Speaker: RV Guha (Google)


Publicly available data from open sources are a vital resource for students and researchers in a variety of disciplines. Unfortunately, processing these datasets to make them useful --- scraping, cleaning, normalizing, joining --- is tedious, error prone and has to repeated by every group. DataCommons attempts to alleviate some of this pain by synthesizing a single Knowledge Graph from many different data sources. It links references to the same entities (such as cities, counties, organizations, etc.) across different datasets to nodes on the graph, so that users can access data about a particular entity aggregated from different sources. Like the Web, the DataCommons graph is open - any user can contribute data or build applications powered by the graph. We are jump-starting the graph with data from publicly available sources such as CDC, Census, BLS, FBI, etc. and are looking to engage with the academic community to take it further.

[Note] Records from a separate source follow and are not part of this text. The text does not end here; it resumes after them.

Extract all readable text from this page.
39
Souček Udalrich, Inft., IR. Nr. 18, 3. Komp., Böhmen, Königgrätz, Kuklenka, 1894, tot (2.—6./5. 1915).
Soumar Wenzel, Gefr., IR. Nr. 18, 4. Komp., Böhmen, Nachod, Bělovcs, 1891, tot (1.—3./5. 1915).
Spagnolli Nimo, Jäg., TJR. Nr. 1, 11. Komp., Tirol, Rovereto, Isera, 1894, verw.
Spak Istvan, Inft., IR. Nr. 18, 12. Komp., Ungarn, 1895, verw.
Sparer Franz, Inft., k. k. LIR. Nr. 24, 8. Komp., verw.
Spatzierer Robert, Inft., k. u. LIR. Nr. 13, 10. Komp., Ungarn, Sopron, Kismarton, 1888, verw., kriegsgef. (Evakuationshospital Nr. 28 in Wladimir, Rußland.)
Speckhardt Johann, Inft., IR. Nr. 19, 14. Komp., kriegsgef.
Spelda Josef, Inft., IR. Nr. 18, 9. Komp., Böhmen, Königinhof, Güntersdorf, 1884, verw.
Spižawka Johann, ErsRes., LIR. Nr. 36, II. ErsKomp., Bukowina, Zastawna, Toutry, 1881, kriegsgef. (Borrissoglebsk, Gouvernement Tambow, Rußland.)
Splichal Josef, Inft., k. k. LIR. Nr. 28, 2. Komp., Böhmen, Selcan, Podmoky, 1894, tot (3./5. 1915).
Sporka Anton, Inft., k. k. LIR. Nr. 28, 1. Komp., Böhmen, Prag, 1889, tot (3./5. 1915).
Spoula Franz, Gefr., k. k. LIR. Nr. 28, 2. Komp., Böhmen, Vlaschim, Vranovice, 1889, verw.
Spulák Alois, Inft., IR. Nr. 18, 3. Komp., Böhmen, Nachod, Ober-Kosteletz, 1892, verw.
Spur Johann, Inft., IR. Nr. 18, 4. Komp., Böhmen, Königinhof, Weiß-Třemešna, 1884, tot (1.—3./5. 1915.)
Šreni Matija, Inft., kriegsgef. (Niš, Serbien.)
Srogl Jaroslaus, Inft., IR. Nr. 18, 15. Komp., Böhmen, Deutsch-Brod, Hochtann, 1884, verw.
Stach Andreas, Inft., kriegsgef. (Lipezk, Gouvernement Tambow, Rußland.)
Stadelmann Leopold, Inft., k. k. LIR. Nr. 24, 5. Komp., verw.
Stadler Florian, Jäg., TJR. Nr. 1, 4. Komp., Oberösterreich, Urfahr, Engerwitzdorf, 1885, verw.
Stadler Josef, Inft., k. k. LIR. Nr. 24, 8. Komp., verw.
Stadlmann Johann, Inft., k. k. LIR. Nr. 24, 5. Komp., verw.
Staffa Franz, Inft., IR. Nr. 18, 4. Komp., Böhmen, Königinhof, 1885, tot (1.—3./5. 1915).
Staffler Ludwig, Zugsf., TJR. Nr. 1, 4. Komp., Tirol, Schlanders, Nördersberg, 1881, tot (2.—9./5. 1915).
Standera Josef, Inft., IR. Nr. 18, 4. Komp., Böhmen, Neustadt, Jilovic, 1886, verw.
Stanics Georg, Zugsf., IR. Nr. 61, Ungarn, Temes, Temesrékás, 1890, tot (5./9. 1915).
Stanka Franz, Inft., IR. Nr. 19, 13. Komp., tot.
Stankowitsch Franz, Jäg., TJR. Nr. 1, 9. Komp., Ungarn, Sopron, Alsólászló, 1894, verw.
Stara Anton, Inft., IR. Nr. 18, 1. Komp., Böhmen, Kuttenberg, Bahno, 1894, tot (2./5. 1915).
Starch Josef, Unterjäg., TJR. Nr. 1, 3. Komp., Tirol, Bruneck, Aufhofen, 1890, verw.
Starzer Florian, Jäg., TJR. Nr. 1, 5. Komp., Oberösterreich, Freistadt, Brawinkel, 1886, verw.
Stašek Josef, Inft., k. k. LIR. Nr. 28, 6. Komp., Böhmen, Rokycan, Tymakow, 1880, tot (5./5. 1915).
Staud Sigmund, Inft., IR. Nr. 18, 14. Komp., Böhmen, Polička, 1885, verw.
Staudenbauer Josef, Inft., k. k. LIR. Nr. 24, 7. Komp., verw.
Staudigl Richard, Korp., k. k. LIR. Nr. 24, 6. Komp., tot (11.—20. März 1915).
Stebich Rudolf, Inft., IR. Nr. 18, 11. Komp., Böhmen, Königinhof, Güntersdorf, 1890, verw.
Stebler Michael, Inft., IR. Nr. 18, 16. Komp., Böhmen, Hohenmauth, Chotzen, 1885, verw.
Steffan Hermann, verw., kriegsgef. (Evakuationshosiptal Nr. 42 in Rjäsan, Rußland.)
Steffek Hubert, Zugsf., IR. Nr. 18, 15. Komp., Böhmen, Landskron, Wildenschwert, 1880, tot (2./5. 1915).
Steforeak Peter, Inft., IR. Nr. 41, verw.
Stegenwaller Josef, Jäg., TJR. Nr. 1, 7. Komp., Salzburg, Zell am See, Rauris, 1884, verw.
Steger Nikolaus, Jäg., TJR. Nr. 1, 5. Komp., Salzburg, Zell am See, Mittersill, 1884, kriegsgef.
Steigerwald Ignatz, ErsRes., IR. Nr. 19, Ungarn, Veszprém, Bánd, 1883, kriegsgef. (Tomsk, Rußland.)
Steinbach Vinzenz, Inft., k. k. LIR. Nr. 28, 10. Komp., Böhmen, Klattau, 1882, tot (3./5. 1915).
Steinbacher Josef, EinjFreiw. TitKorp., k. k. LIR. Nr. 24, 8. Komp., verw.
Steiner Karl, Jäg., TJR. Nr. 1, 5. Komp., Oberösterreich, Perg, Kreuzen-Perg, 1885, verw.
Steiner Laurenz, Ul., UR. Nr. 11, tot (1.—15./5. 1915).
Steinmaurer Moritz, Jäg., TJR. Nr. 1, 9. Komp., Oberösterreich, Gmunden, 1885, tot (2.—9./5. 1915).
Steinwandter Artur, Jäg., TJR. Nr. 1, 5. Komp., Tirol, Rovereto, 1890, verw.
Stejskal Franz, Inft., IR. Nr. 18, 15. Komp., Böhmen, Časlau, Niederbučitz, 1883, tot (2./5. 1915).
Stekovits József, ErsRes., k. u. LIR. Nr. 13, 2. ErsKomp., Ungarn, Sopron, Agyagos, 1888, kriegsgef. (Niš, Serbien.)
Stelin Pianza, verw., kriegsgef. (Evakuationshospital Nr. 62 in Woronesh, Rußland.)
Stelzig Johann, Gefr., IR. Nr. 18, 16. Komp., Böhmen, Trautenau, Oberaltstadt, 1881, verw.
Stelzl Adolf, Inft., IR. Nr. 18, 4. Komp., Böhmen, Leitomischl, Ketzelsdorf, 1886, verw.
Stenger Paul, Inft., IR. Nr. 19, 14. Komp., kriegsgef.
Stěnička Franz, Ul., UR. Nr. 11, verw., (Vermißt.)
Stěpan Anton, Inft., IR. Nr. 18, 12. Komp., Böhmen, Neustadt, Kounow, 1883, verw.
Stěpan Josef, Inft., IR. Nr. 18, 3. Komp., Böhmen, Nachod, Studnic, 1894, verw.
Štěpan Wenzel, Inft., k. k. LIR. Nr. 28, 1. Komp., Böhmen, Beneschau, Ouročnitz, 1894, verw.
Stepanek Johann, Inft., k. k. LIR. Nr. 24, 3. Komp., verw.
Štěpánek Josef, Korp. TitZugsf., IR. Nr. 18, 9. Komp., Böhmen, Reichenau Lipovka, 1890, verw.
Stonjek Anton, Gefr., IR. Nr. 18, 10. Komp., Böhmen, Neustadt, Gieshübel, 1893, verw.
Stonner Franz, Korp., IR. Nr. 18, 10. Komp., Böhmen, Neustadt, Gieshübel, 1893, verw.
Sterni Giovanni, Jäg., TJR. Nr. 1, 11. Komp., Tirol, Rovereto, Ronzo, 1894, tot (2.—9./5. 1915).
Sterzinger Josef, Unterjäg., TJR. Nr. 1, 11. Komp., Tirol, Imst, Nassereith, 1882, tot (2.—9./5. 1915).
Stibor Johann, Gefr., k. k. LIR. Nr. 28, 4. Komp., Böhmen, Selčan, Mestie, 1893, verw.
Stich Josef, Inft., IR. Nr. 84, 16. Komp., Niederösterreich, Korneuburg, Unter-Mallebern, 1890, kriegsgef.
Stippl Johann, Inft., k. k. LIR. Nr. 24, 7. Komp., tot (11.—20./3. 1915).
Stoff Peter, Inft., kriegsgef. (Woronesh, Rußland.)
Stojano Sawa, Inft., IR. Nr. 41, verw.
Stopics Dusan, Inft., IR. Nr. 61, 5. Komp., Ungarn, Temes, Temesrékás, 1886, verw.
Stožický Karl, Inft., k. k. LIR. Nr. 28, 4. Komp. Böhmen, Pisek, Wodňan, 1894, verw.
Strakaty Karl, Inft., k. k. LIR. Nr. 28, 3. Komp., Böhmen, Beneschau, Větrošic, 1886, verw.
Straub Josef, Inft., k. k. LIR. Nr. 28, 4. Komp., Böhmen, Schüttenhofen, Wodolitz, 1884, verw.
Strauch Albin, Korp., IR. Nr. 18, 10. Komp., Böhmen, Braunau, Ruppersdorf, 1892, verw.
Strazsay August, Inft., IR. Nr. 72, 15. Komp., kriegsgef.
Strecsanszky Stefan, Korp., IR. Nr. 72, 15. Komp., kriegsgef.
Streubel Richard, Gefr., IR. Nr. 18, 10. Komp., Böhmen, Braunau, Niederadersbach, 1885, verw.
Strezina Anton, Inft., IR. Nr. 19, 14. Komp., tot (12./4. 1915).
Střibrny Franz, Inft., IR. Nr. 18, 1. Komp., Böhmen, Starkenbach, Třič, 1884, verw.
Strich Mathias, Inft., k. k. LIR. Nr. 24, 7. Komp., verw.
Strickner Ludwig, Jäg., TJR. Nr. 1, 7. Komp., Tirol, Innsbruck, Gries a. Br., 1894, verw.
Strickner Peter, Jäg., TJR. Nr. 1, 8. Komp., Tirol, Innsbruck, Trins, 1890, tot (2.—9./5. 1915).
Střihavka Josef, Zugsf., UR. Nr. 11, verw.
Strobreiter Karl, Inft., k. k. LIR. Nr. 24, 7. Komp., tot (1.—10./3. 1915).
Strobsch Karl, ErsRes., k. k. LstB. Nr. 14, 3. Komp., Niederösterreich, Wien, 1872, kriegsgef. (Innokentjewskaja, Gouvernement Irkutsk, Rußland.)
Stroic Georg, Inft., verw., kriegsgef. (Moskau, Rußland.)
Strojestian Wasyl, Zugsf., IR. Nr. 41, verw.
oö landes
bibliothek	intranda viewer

The slides are available here.


Guha is the founder and lead for DataCommons.org, a platform which synthesis a wide range of data sets into a single knowledge graph, for use by students and researchers. He is the creator of widely used web standards such as RSS, RDF and Schema.org. He is also responsible for products such as Google Custom Search. He was a co-founder of Epinions.com and Alpiri. Earlier, he was the author of CycL, the representation language used in Cyc. He is currently Google Fellow and a vice president in research at Google. He has a Ph.D. in computer science from Stanford University and B.Tech in mechanical engineering from IIT Chennai.